Recent reports of political skirmishes between the ruling FRELIMO party and the main opposition, RENAMO, ahead of Mozambiques general elections in December, are a cause for concern, say analysts with the Electoral Institute of Southern Africa (EISA).
RENAMO this week accused the government of moving police units to Maringue in the central province of Sofala, a RENAMO stronghold where its leader Afonso Dhlakama is based, after clashes between the political rivals in the neighbouring town of Inhaminga, reports IRIN.
Last month the Mozambican daily newspaper, Noticias, reported that beatings, housebreaking and random shootings had allegedly been committed by former RENAMO guerrillas in Maringue.
– The cause for concern is that the reported incidents of violence serve to highlight both the ongoing distrust between the two main political parties and the need for continuing efforts to establish a culture of political tolerance in Mozambique, EISAs Heidi Brooks and Sydney Letsholo noted in a paper on the unrest in Sofala.

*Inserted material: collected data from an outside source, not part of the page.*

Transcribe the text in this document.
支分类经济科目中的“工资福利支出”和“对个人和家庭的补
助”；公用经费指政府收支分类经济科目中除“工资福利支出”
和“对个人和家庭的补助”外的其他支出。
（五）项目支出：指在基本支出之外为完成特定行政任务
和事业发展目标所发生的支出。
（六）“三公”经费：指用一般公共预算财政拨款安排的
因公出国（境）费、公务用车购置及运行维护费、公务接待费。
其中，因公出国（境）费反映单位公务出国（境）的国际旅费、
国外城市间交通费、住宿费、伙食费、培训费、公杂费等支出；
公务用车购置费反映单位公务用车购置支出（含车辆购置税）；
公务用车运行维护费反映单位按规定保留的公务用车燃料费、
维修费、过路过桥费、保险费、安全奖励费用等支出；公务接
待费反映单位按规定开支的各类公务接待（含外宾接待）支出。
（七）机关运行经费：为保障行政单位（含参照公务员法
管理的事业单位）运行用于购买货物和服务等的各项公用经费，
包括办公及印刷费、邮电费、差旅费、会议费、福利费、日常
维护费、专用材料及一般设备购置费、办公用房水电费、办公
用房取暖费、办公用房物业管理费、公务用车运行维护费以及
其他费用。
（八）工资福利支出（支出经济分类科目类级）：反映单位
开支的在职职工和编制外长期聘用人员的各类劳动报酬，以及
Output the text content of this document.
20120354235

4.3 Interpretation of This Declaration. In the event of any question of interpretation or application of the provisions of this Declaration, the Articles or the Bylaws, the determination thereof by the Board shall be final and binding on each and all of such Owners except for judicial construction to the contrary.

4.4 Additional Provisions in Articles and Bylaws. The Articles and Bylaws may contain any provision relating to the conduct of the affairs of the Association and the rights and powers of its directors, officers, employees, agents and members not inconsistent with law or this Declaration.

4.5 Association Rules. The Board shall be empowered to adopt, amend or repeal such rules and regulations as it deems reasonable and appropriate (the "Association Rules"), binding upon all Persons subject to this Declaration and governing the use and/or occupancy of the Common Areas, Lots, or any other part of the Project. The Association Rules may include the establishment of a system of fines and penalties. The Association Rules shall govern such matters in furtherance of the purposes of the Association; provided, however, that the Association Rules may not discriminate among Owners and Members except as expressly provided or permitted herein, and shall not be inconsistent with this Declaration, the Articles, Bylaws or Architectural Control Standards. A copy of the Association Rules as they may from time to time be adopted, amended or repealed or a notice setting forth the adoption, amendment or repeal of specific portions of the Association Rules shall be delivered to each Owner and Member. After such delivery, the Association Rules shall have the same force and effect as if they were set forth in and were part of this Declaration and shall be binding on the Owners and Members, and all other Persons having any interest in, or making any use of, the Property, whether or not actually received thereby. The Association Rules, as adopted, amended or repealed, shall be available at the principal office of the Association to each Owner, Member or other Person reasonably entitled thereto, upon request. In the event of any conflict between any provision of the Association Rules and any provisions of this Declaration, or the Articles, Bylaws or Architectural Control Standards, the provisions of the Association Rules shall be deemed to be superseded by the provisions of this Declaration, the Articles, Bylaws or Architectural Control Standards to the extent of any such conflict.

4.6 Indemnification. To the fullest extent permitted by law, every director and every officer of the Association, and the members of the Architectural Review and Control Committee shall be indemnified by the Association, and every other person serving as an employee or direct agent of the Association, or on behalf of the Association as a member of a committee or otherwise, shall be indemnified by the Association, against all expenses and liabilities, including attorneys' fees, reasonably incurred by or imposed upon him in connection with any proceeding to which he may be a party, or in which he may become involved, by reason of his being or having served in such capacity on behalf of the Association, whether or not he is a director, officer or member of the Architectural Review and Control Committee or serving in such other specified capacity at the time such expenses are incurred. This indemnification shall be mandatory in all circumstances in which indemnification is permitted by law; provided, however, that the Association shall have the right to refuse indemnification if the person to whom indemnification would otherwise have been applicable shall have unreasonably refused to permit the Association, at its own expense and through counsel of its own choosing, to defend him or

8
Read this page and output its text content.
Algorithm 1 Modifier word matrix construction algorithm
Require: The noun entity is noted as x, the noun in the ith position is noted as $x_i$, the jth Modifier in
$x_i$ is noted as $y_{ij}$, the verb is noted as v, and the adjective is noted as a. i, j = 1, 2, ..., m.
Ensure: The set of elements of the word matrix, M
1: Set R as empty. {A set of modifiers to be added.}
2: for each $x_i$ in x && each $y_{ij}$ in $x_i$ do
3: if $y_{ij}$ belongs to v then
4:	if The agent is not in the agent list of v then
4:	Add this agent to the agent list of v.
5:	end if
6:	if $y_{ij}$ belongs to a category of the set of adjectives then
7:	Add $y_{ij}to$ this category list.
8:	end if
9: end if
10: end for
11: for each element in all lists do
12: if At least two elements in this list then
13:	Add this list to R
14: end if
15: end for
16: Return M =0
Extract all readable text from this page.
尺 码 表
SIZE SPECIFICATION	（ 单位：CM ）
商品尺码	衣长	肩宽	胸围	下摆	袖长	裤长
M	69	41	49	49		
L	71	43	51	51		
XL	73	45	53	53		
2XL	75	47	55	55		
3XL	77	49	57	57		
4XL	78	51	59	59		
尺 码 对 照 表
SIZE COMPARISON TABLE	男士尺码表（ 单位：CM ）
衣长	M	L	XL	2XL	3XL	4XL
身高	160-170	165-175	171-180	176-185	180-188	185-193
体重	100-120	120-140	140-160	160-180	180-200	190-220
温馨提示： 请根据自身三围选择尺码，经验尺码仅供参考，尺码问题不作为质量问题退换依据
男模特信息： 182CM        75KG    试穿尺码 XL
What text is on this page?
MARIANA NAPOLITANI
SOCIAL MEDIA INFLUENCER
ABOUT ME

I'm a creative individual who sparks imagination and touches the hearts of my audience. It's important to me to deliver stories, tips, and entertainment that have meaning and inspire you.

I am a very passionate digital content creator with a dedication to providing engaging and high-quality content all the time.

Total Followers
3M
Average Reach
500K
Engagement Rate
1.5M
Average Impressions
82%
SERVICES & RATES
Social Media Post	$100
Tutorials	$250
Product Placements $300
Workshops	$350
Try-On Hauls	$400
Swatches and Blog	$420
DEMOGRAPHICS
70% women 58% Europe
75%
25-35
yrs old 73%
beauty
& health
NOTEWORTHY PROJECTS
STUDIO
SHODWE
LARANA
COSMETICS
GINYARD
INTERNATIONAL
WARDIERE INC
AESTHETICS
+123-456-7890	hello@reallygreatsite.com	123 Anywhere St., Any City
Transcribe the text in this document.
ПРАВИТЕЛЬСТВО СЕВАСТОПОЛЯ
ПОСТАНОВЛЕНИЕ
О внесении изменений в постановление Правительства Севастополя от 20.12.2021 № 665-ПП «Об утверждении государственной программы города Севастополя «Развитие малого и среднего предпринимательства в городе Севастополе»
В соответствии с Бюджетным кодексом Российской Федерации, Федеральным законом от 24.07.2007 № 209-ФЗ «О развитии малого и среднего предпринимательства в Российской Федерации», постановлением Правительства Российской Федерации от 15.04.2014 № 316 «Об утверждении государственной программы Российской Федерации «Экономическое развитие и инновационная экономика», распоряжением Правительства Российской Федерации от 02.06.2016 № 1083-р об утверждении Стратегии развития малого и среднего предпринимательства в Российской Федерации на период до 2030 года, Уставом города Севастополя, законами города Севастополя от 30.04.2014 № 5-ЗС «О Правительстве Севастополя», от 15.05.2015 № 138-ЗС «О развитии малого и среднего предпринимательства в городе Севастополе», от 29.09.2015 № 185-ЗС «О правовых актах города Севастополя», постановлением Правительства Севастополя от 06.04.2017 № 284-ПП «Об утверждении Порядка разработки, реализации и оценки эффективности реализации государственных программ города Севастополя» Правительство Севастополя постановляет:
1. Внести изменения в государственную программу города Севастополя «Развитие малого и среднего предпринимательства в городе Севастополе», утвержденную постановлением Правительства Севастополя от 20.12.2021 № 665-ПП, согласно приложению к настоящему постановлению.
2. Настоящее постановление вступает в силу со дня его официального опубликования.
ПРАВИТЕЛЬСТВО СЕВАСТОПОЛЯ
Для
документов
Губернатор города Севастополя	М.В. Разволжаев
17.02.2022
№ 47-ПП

The analysts said the official news agency, AIM, had reported that RENAMOs “illegal security force” in Maringue was allegedly involved in the unrest. Despite the demobilisation of RENAMO troops after the 1992 peace agreement, the party has retained a force of 150 men in Maringue, 150 km northwest of the port city of Beira, on the grounds that it guards Dhlakamas houses.
Letsholo told IRIN that EISA had reports showing that members of the “Maringue force” were employed by the provincial government of Sofala. The presence of the former soldiers “could threaten not only the prospects of a peaceful run-up to the election, but also the possibilities of cooperation between the two parties, to ensure a stable political environment in the province,” the EISA paper said.
Eduard Namburete, RENAMOs election manager, alleged that RENAMO officials had been targets of political intimidation in Inhaminga, and said Dhlakama had announced that he would only demobilise his security force when he was elected president.
Analyst David Monyae at the University of the Witwatersrand said incidents of political intimidation were likely to continue in the run-up to the elections but he did not expect full-blown violence, as the Southern African Development Communitys new charter on conducting free and fair elections should ensure that the Mozambican polls went relatively smoothly.
FRELIMO and RENAMO were locked in a bitter civil war for 16 years until the 1992 peace agreement and transition to democracy.